Agile Estimating & Planning

Bluespark’s own Ashleigh Thevenet spoke to the client management portion of DrupalCon attendees about Agile. This is such a common way to develop recently, with the facts firmly in support of Agile when compared to waterfall. However, clients may still see it as vague, risky or too involved. The truth does not reflect these worries but it’s important to explain why.

Firstly, you will have to expect that not all client will want to work this way. If you are not at all open to working in a waterfall way and the client cannot agree to the terms of Agile, then the relationship will not work. It’s important to set your own expectations in this way.

Budgets are often run through several stages internally and have a rationale of their own.

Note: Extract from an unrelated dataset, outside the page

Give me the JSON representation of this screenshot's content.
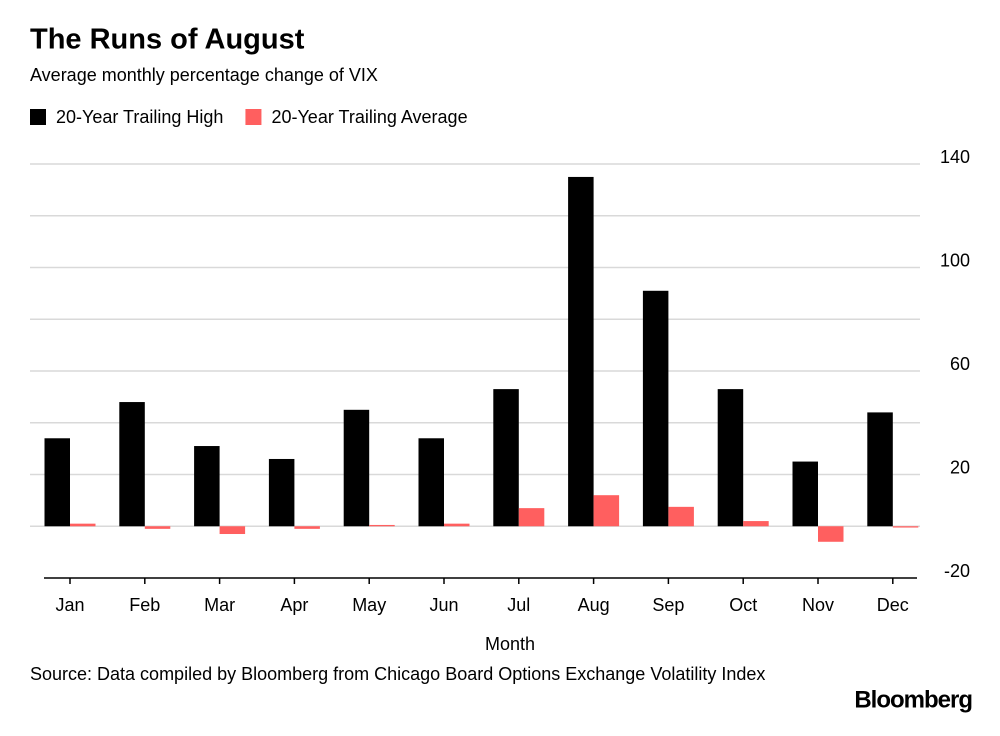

This may not be something you can challenge and so if a fixed cap of an Agile project is given, this must result in a flexible scope.

As is common at SystemSeed this is best handled by regular sprint planning calls where we:

  1. Report on the status of the budget burn vs story points burn in the project as a whole (knowing that we have an all-important fixed cap budget to fall within by the close)
  2. Constantly check the client priorities in the Product Backlog, having them decide what to move to the top of the list or out to a future phase. Create “buy in” from the client.
  3. Review the projections. How much is still possible within the fixed budget? On reflection, sometimes the budget can be extended after all!

Client management is key so be transparent and help explain where uncertainties lie early on. It should be understood that any estimations (also to be called “fortune telling!”) should be taken with a healthy pinch of salt. +/- 40% is reasonable before the picture becomes clearer.

At SystemSeed we tend to offer deep dive investigations to help gather details and clarify this for our clients. This usually slims down margins to +/- 20 or 30% and by beginning of the development you should aim to be around +/- 10-15% certainty. This will obviously still change according to any scope creep if that happens throughout the project.

One great suggestion in this talk was the suggestion that in the initial planning phase sketches be drawn up by a UX expert. These shouldn’t be full wireframes but just the basics. Having UX talent on staff allows you to listen, convey options and risks while helping manage expectations from the beginning.

When doesn’t this work?

  • Client providing the UX
  • Time & Materials projects don’t need every step like this.

Disadvantages:

  • Needs client buy in
  • Planning meetings can be hard to schedule. Clients can be disinterested in the process.